De ce processus toujours neuf de la transmission, Philippe Mottet a fait la réflexion centrale de son ouvrage De la prison à la chambre, Essai sur les frontières humaines1. Il ne l’aborde pas de plain-pied, il y vient par détours et méandres, dans la ligne, selon l’allure et le ton de Montaigne dont il se réclame. Et il se souvient aussi du Noé de Jean Giono sur qui il a écrit une thèse brillante. Il part d’une préoccupation de longue date, « cette affaire des frontières entre les êtres, entre nous et le monde, à l’intérieur de moi-même ». L’expérience de la clôture, et plus spécifiquement celle du « captif hors de la base, prisonnier hors de la maison », crée un émoi, voire une panique, elle parle à la fois du besoin de l’abri et de celui d’en sortir à loisir. La personne se constitue ainsi dans la double nécessité de la limite et de la liberté. Aujourd’hui on clame et réclame celle-ci, on oublie celle-là.
Pour les aînés qui s’irritent de voir les plus jeunes, tout étourdis par l’illusion présente, jeter par-dessus bord tradition, histoire et solidarité, il est réconfortant qu’un homme dans la quarantaine s’interroge sur le legs du passé et affirme contre la mode qu’il faut de la discipline, de la rigueur, et, pourrait-on ajouter, de la patience, pour penser et pour vivre : la liberté vraie est à ce prix sinon elle n’est que licence stérile et destructrice. Cette exigence se vit notamment dans la conscience d’une continuité et non dans la croyance que rien ni personne ne nous a précédés.

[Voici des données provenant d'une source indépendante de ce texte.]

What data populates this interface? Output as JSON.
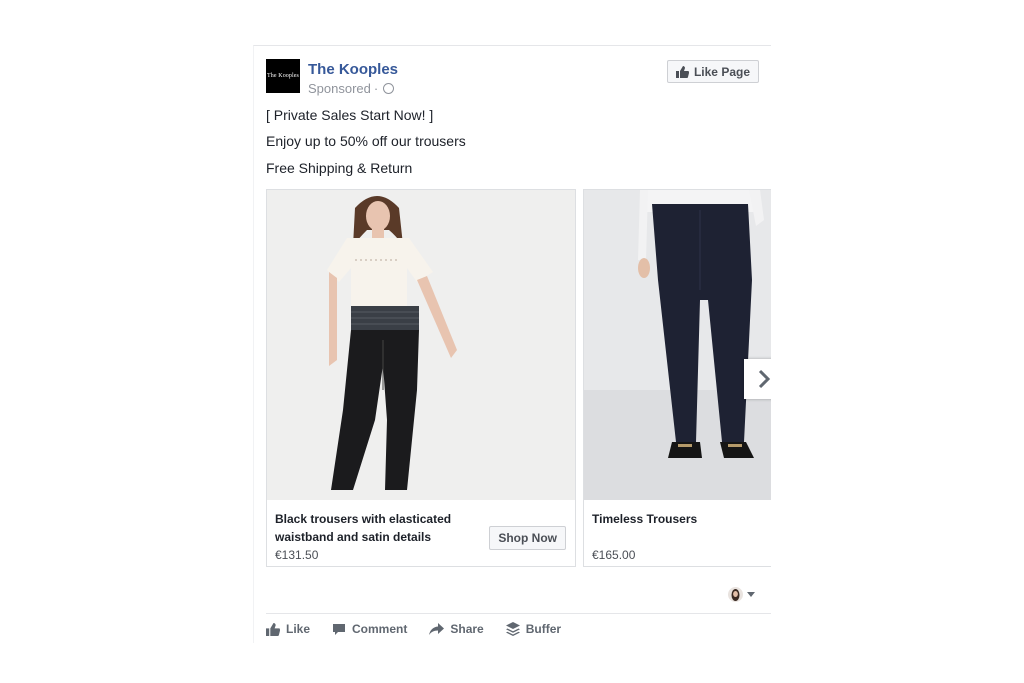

Philippe Mottet donne des pages émouvantes sur la filiation à la mère et sur le sentiment paternel : devenir père d’une fillette a été un des grands moments de sa vie. Et cette parenté selon la chair se double et se complète indissociablement de la conscience aiguë d’appartenir à une tradition culturelle : il l’assume et la revendique. Ce n’est pas un hasard ni un étalage d’érudition comme Montaigne il abhorre la pédanterie s’il cite des auteurs grecs dans le texte, s’il recourt à l’étymologie des mots pour éclairer leur sens, s’il commente avec finesse quelques phrases de Proust ou d’Artaud, quelques vers de Villon, d’Anne Hébert et surtout du cher Miron. La culture de Philippe Mottet est étendue, des Suvres et mythologies de l’Antiquité à la chanson populaire contemporaine, il puise dans Homère aussi bien que dans Leonard Cohen, tout pouvant être matière significative à condition que cette culture soit, comme elle est ici, interrogée.

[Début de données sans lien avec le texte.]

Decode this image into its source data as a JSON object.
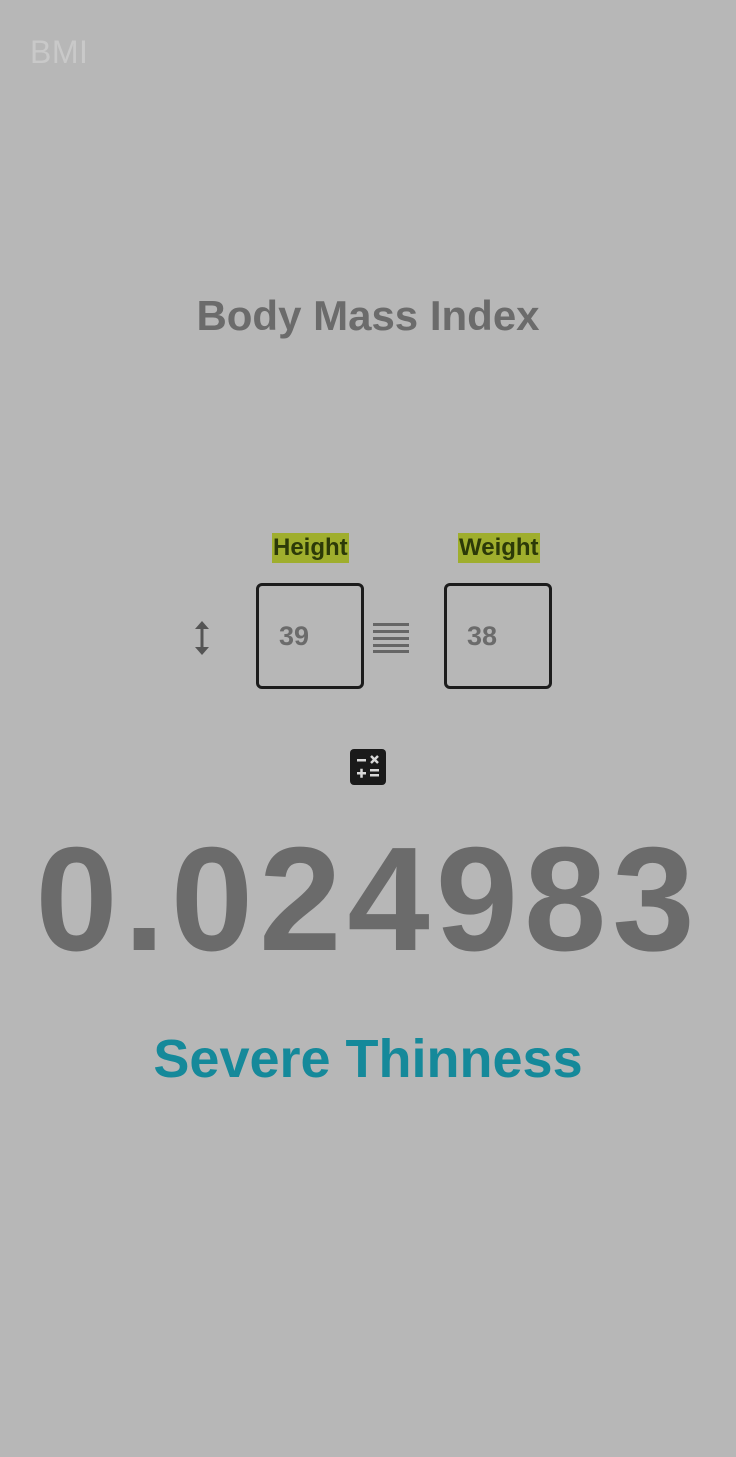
{
  "app": {
    "title": "BMI"
  },
  "main": {
    "title": "Body Mass Index",
    "height": {
      "label": "Height",
      "value": "39",
      "icon": "vertical-arrows-icon"
    },
    "weight": {
      "label": "Weight",
      "value": "38",
      "icon": "weight-lines-icon"
    },
    "calculate": {
      "icon": "calculator-icon"
    },
    "result": {
      "value": "0.024983",
      "category": "Severe Thinness"
    }
  },
  "colors": {
    "background": "#b7b7b7",
    "label_highlight": "#9fae2d",
    "category_text": "#15899a",
    "primary_text": "#6b6b6b"
  }
}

Il le fait à son propre bénéfice et à celui de ses étudiants. Dans cette relation, dit-il fort bien, « le meilleur se joue à notre insu ». Elle lui inspire aussi des pages parmi les meilleures, marquées par la vivacité de l’écriture toujours nette et concise , parfois par une pugnacité opportune et un élan vigoureux né du désir de partager. Par un enthousiasme, au sens littéral. L’auteur rappelle ses propres découvertes et ses éblouissements, alors qu’il avait l’âge de ceux qui l’écoutent maintenant : les classiques de l’Antiquité, la Renaissance. Se sont ajoutés Fernando Pessoa et Paul Auster, Marguerite Yourcenar et Pierre Vadeboncœur dont il fait ses constantes références pour nourrir sa réflexion et son écriture. C’est dans l’essai que manifestement celle-ci trouve à s’accomplir : cette forme permet de rester proche de l’émotion qui la suscite, que ce soit indignation, perplexité, admiration ou amour (sur lequel l’auteur se promet de revenir plus largement). L’essai permet, la plume à la main, de clarifier. Il lui faut éviter l’exposé, le didactisme, l’érudition. L’auteur y réussit en privilégiant le fragment, la réflexion d’abord pour soi-même, en utilisant ses connaissances au même titre que les données autobiographiques. « Dans la forme libre de l’essai, je trouve non pas le droit de tout faire, ou de tout dire ce n’est pas là ma définition de la liberté simplement un endroit où exercer une manière d’être et de penser […]. Je trouve ici un lieu où exister, moi le bâtard de la culture occidentale, parce que, en tout instant de ma vie, barbare et cultivé à la fois, je me sens écartelé. Ici seulement, dans cette chambre de l’écriture, il m’est permis d’être tout entier moi-même, fidèle à mes dimensions et à mes frontières, ni plus ni moins. » Le livre se boucle donc, l’écriture s’interrompt, provisoirement. Alors qu’Ulysse, cher à l’auteur, accomplissait sur les mers son destin, c’est dans la « chambre de l’écriture » que Philippe Mottet trouve son espace privilégié. C’est là que, selon la passion de la liberté qui l’anime, il peut vivre sa propre aventure.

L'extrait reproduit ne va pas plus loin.